No dogs or other pets are allowed onsite except for service dogs, though Jones forewarns that loud cannon fire may startle them. He advises visitors to bring water and sunscreen as needed.
Workman encourages all to come experience the days’ events for themselves and gain a greater understanding of what troops went through and about our country’s roots.
“It is a family-friendly event, and we strongly encourage the entire family to come out and to go through the camps, speak with the reenactors, browse the sutlers and the vendors, and take in a period baseball game or church service,” he said. “There is an interaction between people at events like these that you really can’t find anywhere else.”
While in Richmond, Jones said visitors can dine in the wide variety of restaurants here, Fort Boonesborough and Whitehall State Historic Site will be open, as well as Chenault Vineyards and Dreaming Creek Brewery.

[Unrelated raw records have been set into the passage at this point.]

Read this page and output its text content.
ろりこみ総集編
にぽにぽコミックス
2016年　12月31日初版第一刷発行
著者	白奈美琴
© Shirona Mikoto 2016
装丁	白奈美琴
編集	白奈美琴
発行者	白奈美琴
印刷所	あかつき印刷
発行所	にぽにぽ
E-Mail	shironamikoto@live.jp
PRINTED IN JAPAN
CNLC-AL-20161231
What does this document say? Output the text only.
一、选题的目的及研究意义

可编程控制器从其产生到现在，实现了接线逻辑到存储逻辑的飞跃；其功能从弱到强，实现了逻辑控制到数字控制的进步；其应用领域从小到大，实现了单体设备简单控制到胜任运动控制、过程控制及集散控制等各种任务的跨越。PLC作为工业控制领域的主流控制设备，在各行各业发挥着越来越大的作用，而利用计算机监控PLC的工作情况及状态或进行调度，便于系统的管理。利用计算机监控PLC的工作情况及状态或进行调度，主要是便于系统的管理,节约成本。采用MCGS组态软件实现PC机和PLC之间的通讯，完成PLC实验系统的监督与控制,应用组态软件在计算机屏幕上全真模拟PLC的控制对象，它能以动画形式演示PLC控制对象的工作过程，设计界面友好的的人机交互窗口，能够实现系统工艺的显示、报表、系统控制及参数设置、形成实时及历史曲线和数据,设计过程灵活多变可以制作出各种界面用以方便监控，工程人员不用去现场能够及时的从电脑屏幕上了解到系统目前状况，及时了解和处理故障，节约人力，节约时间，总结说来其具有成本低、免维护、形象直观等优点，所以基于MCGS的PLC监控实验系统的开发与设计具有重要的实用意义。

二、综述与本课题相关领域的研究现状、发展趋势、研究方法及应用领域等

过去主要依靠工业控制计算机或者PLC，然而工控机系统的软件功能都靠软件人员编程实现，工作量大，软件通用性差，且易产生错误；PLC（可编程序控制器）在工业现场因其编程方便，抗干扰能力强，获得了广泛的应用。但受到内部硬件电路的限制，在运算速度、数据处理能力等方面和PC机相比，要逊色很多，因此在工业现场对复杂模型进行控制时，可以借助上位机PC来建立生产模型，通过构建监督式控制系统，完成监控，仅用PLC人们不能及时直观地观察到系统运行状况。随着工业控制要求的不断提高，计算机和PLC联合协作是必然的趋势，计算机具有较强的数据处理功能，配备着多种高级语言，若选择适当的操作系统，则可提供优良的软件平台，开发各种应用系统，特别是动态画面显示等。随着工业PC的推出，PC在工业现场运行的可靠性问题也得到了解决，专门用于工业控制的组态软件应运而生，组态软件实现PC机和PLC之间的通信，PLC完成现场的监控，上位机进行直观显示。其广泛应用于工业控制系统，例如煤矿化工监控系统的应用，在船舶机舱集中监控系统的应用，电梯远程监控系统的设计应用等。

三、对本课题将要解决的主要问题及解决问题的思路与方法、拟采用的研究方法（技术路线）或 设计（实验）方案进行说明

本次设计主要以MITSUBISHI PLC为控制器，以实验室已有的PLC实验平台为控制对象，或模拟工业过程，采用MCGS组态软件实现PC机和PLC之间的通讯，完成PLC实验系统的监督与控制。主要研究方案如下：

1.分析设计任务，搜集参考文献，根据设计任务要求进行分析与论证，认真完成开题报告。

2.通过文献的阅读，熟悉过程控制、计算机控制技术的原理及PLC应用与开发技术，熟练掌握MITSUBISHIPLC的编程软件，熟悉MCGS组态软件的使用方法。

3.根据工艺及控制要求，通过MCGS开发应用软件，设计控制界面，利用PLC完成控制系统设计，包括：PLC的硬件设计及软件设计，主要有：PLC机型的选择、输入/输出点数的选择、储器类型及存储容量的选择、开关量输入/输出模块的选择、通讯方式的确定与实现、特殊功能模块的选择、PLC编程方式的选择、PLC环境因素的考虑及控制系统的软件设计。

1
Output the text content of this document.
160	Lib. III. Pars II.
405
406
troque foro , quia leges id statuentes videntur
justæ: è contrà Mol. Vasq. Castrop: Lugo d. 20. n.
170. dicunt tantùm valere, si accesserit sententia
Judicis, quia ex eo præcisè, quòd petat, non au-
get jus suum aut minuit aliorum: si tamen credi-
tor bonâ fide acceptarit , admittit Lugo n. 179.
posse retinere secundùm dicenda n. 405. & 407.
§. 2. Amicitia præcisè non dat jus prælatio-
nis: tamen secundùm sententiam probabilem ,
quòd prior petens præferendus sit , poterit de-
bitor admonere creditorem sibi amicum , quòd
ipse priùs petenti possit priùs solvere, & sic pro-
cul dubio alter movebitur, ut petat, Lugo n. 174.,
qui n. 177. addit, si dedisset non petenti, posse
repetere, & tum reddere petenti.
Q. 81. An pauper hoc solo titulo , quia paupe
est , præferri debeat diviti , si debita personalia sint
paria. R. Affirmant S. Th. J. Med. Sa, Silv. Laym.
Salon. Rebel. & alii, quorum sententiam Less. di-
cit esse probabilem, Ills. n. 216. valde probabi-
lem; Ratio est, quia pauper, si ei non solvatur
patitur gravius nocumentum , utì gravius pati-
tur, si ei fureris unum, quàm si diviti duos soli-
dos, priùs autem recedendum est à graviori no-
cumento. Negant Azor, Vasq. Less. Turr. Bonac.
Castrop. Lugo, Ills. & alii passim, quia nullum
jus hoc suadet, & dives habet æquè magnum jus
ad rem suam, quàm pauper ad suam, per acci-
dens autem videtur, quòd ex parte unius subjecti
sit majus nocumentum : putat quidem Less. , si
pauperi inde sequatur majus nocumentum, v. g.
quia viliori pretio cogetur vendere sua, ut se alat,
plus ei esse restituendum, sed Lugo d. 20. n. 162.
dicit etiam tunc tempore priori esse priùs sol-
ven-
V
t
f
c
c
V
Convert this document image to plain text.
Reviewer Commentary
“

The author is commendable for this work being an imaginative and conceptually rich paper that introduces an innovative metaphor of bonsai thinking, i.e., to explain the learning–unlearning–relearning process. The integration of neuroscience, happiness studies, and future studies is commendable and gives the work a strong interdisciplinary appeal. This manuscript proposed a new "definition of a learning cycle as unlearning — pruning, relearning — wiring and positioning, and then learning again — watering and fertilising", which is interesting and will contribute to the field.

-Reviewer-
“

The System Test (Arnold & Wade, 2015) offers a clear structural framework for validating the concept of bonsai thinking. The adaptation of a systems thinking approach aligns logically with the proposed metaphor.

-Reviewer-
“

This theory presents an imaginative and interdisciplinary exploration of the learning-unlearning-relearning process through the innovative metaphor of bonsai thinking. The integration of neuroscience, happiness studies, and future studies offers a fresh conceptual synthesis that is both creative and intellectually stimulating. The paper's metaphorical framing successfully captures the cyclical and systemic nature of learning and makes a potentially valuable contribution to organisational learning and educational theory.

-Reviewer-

If you’re not able to attend the reenactment and related activities, the Battle of Richmond Visitor Center is open on weekdays 10 a.m.-4 p.m. and Battlefield Park is open daily 6 a.m.-8 p.m. Visit www.battleofrichmond.com for more information about this event.
What: Battle of Richmond Reenactment
Where: Battlefield Park at Pleasant View, 1546 Battlefield Memorial Hwy., Richmond, KY
When: Aug. 27-28, 2022. Park open 10 a.m.-4 p.m. each day. Battle reenactment is at 2 p.m., vendors and events each day including 10:30 a.m. Saturday’s vintage baseball game.
Cost: $10 parking fee, admission is otherwise free.